—Bien, pues empecemos aquí mismo. Esta plaza fue el centro neurálgico de la ciudad durante muchísimo tiempo. Su nombre, Zocodover, proviene del árabe y, como ya sabrán, «zoco» significa mercado, y la palabra completa significa «mercado de bestias de carga». Fue el punto más importante de la ciudad desde la Edad Media. Pero no sólo por el mercado, sino por muchas otras razones. Por ejemplo, aquí se hacían los autos de fe de la Inquisición, e incluso la ejecución pública de los reos. Sí, aquí, sobre este mismo suelo, se han cometido centenares de asesinatos en nombre de la religión.

Todos miramos instintivamente nuestros pies, como si allí, bajo ellos, aún estuvieran los restos de aquellos muertos que nacieron en la época equivocada: cuando la fe movía montañas y arrasaba vidas.

—En esta plaza se utilizó mucho el sambenito, una prenda que se ponían los penitentes católicos para mostrar arrepentimiento y sentirse humillados por delitos religiosos. Era un saco tipo poncho, en el que había un agujero para pasar la cabeza, de ahí lo de «saco bendito». Normalmente, la prenda venía estampada con una cruz, pero también con llamas de fuego, demonios y otros símbolos que aludían al tipo de condena. Por ejemplo, si se dibujaban llamas hacia arriba, significaba que el acusado iba a morir en la hoguera, en cambio, si eran hacia abajo, se salvaba de la muerte, pero sería quemado si reincidía… y como en aquel entonces con tres acusaciones bastaba para investigar a alguien, ya ven lo fácil que era acabar con una vida. ¿Se imaginan ustedes que existieran hoy en día los sambenitos para nuestros políticos, con dibujos dependiendo del tipo de corrupción realizada? —Todos reímos—. Una vez que se ejecutaba la sentencia a muerte y pasaba un tiempo determinado, el cadáver era llevado al clavicote, que era como una especie de jaula donde el cuerpo era expuesto para que los ciudadanos dieran limosnas y así poder sufragar el entierro. El clavicote también se instaló en esta misma plaza. Además, a todos los cuerpos de aquellos que eran asesinados, se ahogaban o morían de forma anónima, también se les llevaba al clavicote para ver si alguien los reconocía.

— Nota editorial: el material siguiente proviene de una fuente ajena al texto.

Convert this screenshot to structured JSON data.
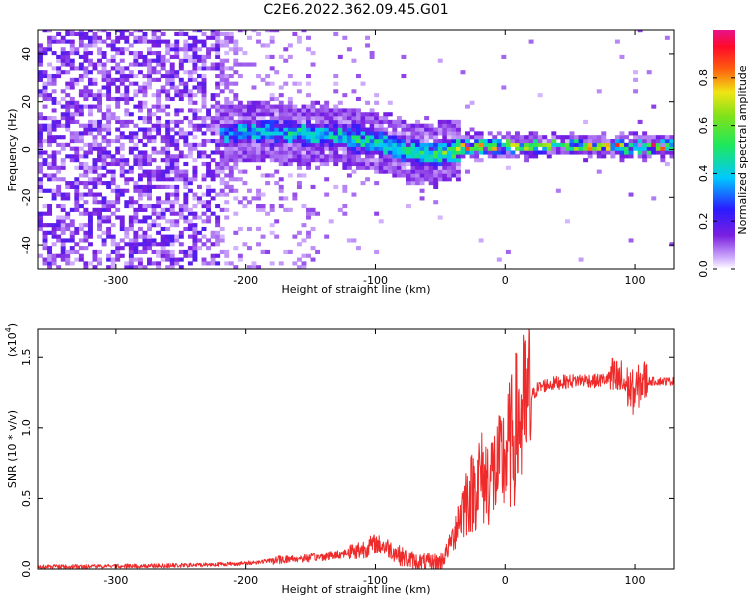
{
  "title": "C2E6.2022.362.09.45.G01",
  "colors": {
    "snr_line": "#ee2a2a",
    "axis": "#000000"
  },
  "chart_data": [
    {
      "type": "heatmap",
      "xlabel": "Height of straight line (km)",
      "ylabel": "Frequency (Hz)",
      "xlim": [
        -360,
        130
      ],
      "ylim": [
        -50,
        50
      ],
      "xticks": [
        -300,
        -200,
        -100,
        0,
        100
      ],
      "yticks": [
        -40,
        -20,
        0,
        20,
        40
      ],
      "colorbar": {
        "label": "Normalized spectral amplitude",
        "range": [
          0.0,
          1.0
        ],
        "ticks": [
          0.0,
          0.2,
          0.4,
          0.6,
          0.8
        ],
        "ticklabels": [
          "0.0",
          "0.2",
          "0.4",
          "0.6",
          "0.8"
        ],
        "colormap": "rainbow (white → violet → blue → cyan → green → yellow → red → magenta)"
      },
      "ridge": {
        "description": "narrowband signal near 0 Hz emerging from broadband noise",
        "points": [
          {
            "x": -215,
            "y": 6,
            "amp": 0.35
          },
          {
            "x": -190,
            "y": 7,
            "amp": 0.4
          },
          {
            "x": -160,
            "y": 6,
            "amp": 0.5
          },
          {
            "x": -130,
            "y": 5,
            "amp": 0.5
          },
          {
            "x": -100,
            "y": 2,
            "amp": 0.55
          },
          {
            "x": -75,
            "y": -2,
            "amp": 0.55
          },
          {
            "x": -55,
            "y": -3,
            "amp": 0.6
          },
          {
            "x": -35,
            "y": 0,
            "amp": 0.75
          },
          {
            "x": 0,
            "y": 1,
            "amp": 0.85
          },
          {
            "x": 50,
            "y": 1,
            "amp": 0.85
          },
          {
            "x": 100,
            "y": 0,
            "amp": 0.9
          },
          {
            "x": 130,
            "y": 0,
            "amp": 0.9
          }
        ]
      }
    },
    {
      "type": "line",
      "xlabel": "Height of straight line (km)",
      "ylabel": "SNR (10 * v/v)",
      "yexponent_label": "(x10",
      "yexponent_power": "4",
      "yexponent_close": ")",
      "xlim": [
        -360,
        130
      ],
      "ylim": [
        0,
        17000
      ],
      "xticks": [
        -300,
        -200,
        -100,
        0,
        100
      ],
      "yticks": [
        0,
        5000,
        10000,
        15000
      ],
      "yticklabels": [
        "0.0",
        "0.5",
        "1.0",
        "1.5"
      ],
      "series": [
        {
          "x": [
            -360,
            -300,
            -250,
            -200,
            -170,
            -150,
            -130,
            -110,
            -100,
            -90,
            -80,
            -70,
            -60,
            -50,
            -45,
            -40,
            -35,
            -30,
            -25,
            -20,
            -15,
            -10,
            -5,
            0,
            5,
            10,
            15,
            20,
            25,
            30,
            40,
            50,
            60,
            70,
            80,
            90,
            95,
            100,
            105,
            110,
            120,
            130
          ],
          "values": [
            150,
            200,
            250,
            400,
            700,
            800,
            1000,
            1400,
            1800,
            1500,
            900,
            500,
            400,
            500,
            1200,
            2500,
            3800,
            5000,
            5500,
            6500,
            6300,
            6700,
            7000,
            8000,
            9000,
            10500,
            11000,
            12200,
            12800,
            13000,
            13200,
            13300,
            13400,
            13300,
            13500,
            13300,
            12800,
            12400,
            13300,
            13300,
            13300,
            13300
          ]
        }
      ]
    }
  ]
}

»Pero bueno, no todo lo que sucedía aquí era tan macabro. Como les decía al principio, en esta plaza se han instalado mercados, se han concentrado tiendecillas, se han celebrado numerosos festejos y se le ha llegado a definir como el Mentidero de Castilla. Es decir, era el lugar a donde la gente acudía para enterarse de las últimas noticias y cotilleos: conocer cómo iba la guerra por tal sitio, saber si doña fulana o mengana se iba a casar; si se iba a subir algún impuesto… aunque la mayoría de veces se hablaba más por no callar que por otra cosa. De hecho, aquí surgieron los grandes rumores de la ciudad y de Castilla. Vamos, que era como la prensa rosa de hoy en día. Síganme por aquí.

El grupo se movió de nuevo, y yo con él; al final, con la misma incomodidad de quien va a solas al cine.

—Ahora mismo estamos atravesando la calle del Comercio o calle Ancha, y unos metros más adelante pasaremos por una calle con un nombre peculiar: la calle del Hombre de Palo. A la vuelta les contaré esta historia… o leyenda.

Nos movimos dejando pequeñas calles que se perdían a ambos lados. Conforme avanzábamos, parecía que la ciudad quisiera atraparnos, pues la distancia entre sus muros iba disminuyendo, dando la impresión de que nos introducíamos en un embudo de piedra.

—Me hace gracia —continuó el guía— cuando uno va de crucero y dice: «He estado en tal y tal y tal ciudad». En realidad, lo único que han hecho ha sido pisarlas, y entre pisarlas y verlas por la tele no hay mucha diferencia. Una ciudad hay que vivirla, sentirla, tocarla… Toquen, toquen estas paredes y noten el frío que Toledo pasa por las noches.

Y al instante, allí estábamos todos, acariciando con nuestras manos aquellas grandes paredes de piedra.